Vitamin D supplementation might help preserve cognitive function with aging

MONDAY, May 25 (HealthDay News) -- The level of vitamin D in the blood is associated with cognitive function in middle-aged and older men, according to a study published online May 21 in the Journal of Neurology, Neurosurgery & Psychiatry.

David M. Lee, M.D., of the University of Manchester in the United Kingdom, and colleagues studied 3,369 men (ages 40 to 79 years) enrolled in the European Male Aging Study. Cognitive function for each subject was assessed with multiple instruments, including the Rey-Osterrieth Complex Figure test, the Digit Symbol Substitution Test (DSST), and the Camden Topographical Recognition Memory test. The blood level of vitamin D (25-hydroxyvitamin D) was determined by radioimmunoassay and associated with cognitive function using linear regression models.

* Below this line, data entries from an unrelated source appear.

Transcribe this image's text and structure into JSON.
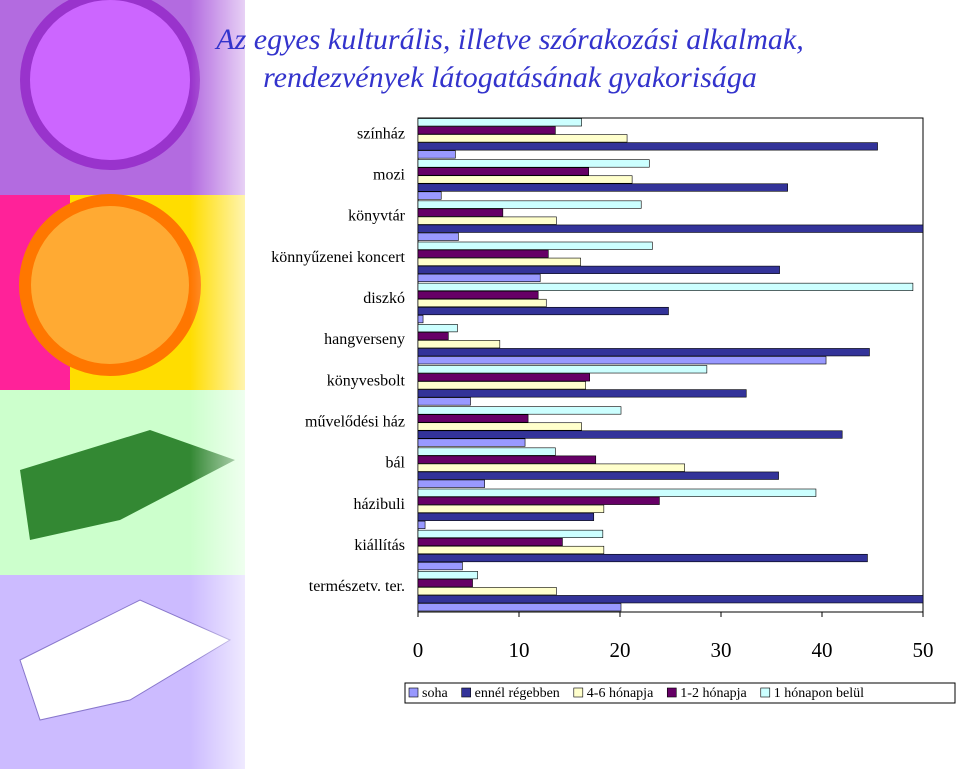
{
  "chart_data": {
    "type": "hbar",
    "title": [
      "Az egyes kulturális, illetve szórakozási alkalmak,",
      "rendezvények látogatásának gyakorisága"
    ],
    "categories": [
      "színház",
      "mozi",
      "könyvtár",
      "könnyűzenei koncert",
      "diszkó",
      "hangverseny",
      "könyvesbolt",
      "művelődési ház",
      "bál",
      "házibuli",
      "kiállítás",
      "természetv. ter."
    ],
    "series": [
      {
        "name": "soha",
        "color": "#9999ff",
        "values": [
          3.7,
          2.3,
          4.0,
          12.1,
          0.5,
          40.4,
          5.2,
          10.6,
          6.6,
          0.7,
          4.4,
          20.1
        ]
      },
      {
        "name": "ennél régebben",
        "color": "#333399",
        "values": [
          45.5,
          36.6,
          50,
          35.8,
          24.8,
          44.7,
          32.5,
          42.0,
          35.7,
          17.4,
          44.5,
          50
        ]
      },
      {
        "name": "4-6 hónapja",
        "color": "#ffffcc",
        "values": [
          20.7,
          21.2,
          13.7,
          16.1,
          12.7,
          8.1,
          16.6,
          16.2,
          26.4,
          18.4,
          18.4,
          13.7
        ]
      },
      {
        "name": "1-2 hónapja",
        "color": "#660066",
        "values": [
          13.6,
          16.9,
          8.4,
          12.9,
          11.9,
          3.0,
          17.0,
          10.9,
          17.6,
          23.9,
          14.3,
          5.4
        ]
      },
      {
        "name": "1 hónapon belül",
        "color": "#ccffff",
        "values": [
          16.2,
          22.9,
          22.1,
          23.2,
          49.0,
          3.9,
          28.6,
          20.1,
          13.6,
          39.4,
          18.3,
          5.9
        ]
      }
    ],
    "xlim": [
      0,
      50
    ],
    "xticks": [
      0,
      10,
      20,
      30,
      40,
      50
    ]
  }
}
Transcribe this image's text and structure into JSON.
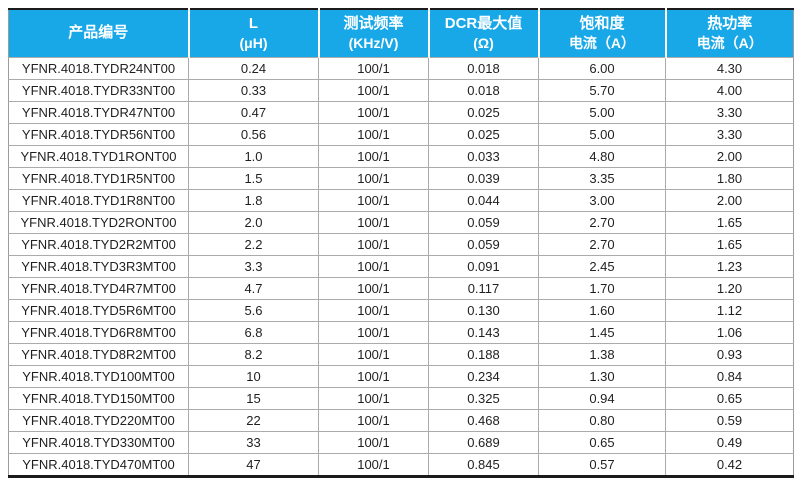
{
  "page": {
    "background_color": "#ffffff",
    "header_bg_color": "#18a8e8",
    "header_text_color": "#ffffff",
    "grid_line_color": "#ababab",
    "outer_border_color": "#1b1b1b"
  },
  "table": {
    "columns": [
      {
        "line1": "产品编号",
        "line2": ""
      },
      {
        "line1": "L",
        "line2": "(μH)"
      },
      {
        "line1": "测试频率",
        "line2": "(KHz/V)"
      },
      {
        "line1": "DCR最大值",
        "line2": "(Ω)"
      },
      {
        "line1": "饱和度",
        "line2": "电流（A）"
      },
      {
        "line1": "热功率",
        "line2": "电流（A）"
      }
    ],
    "rows": [
      [
        "YFNR.4018.TYDR24NT00",
        "0.24",
        "100/1",
        "0.018",
        "6.00",
        "4.30"
      ],
      [
        "YFNR.4018.TYDR33NT00",
        "0.33",
        "100/1",
        "0.018",
        "5.70",
        "4.00"
      ],
      [
        "YFNR.4018.TYDR47NT00",
        "0.47",
        "100/1",
        "0.025",
        "5.00",
        "3.30"
      ],
      [
        "YFNR.4018.TYDR56NT00",
        "0.56",
        "100/1",
        "0.025",
        "5.00",
        "3.30"
      ],
      [
        "YFNR.4018.TYD1RONT00",
        "1.0",
        "100/1",
        "0.033",
        "4.80",
        "2.00"
      ],
      [
        "YFNR.4018.TYD1R5NT00",
        "1.5",
        "100/1",
        "0.039",
        "3.35",
        "1.80"
      ],
      [
        "YFNR.4018.TYD1R8NT00",
        "1.8",
        "100/1",
        "0.044",
        "3.00",
        "2.00"
      ],
      [
        "YFNR.4018.TYD2RONT00",
        "2.0",
        "100/1",
        "0.059",
        "2.70",
        "1.65"
      ],
      [
        "YFNR.4018.TYD2R2MT00",
        "2.2",
        "100/1",
        "0.059",
        "2.70",
        "1.65"
      ],
      [
        "YFNR.4018.TYD3R3MT00",
        "3.3",
        "100/1",
        "0.091",
        "2.45",
        "1.23"
      ],
      [
        "YFNR.4018.TYD4R7MT00",
        "4.7",
        "100/1",
        "0.117",
        "1.70",
        "1.20"
      ],
      [
        "YFNR.4018.TYD5R6MT00",
        "5.6",
        "100/1",
        "0.130",
        "1.60",
        "1.12"
      ],
      [
        "YFNR.4018.TYD6R8MT00",
        "6.8",
        "100/1",
        "0.143",
        "1.45",
        "1.06"
      ],
      [
        "YFNR.4018.TYD8R2MT00",
        "8.2",
        "100/1",
        "0.188",
        "1.38",
        "0.93"
      ],
      [
        "YFNR.4018.TYD100MT00",
        "10",
        "100/1",
        "0.234",
        "1.30",
        "0.84"
      ],
      [
        "YFNR.4018.TYD150MT00",
        "15",
        "100/1",
        "0.325",
        "0.94",
        "0.65"
      ],
      [
        "YFNR.4018.TYD220MT00",
        "22",
        "100/1",
        "0.468",
        "0.80",
        "0.59"
      ],
      [
        "YFNR.4018.TYD330MT00",
        "33",
        "100/1",
        "0.689",
        "0.65",
        "0.49"
      ],
      [
        "YFNR.4018.TYD470MT00",
        "47",
        "100/1",
        "0.845",
        "0.57",
        "0.42"
      ]
    ]
  }
}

The researchers found that the mean vitamin D concentration in the study group was 63±31 nmol/l. Higher levels of vitamin D were associated with higher scores on the cognitive tests. After the investigators adjusted for additional confounders, they found that vitamin D levels were associated with only the DSST score. Analysis suggested the relationship between cognitive function and vitamin D concentration was most significant at concentrations below 35 nmol/l.

"In light of our findings, and the fact that vitamin D inadequacy is common among adults, further prospective studies are warranted to determine whether vitamin D supplementation could aid in minimizing aging-related declines in specific cognitive domains," the authors conclude.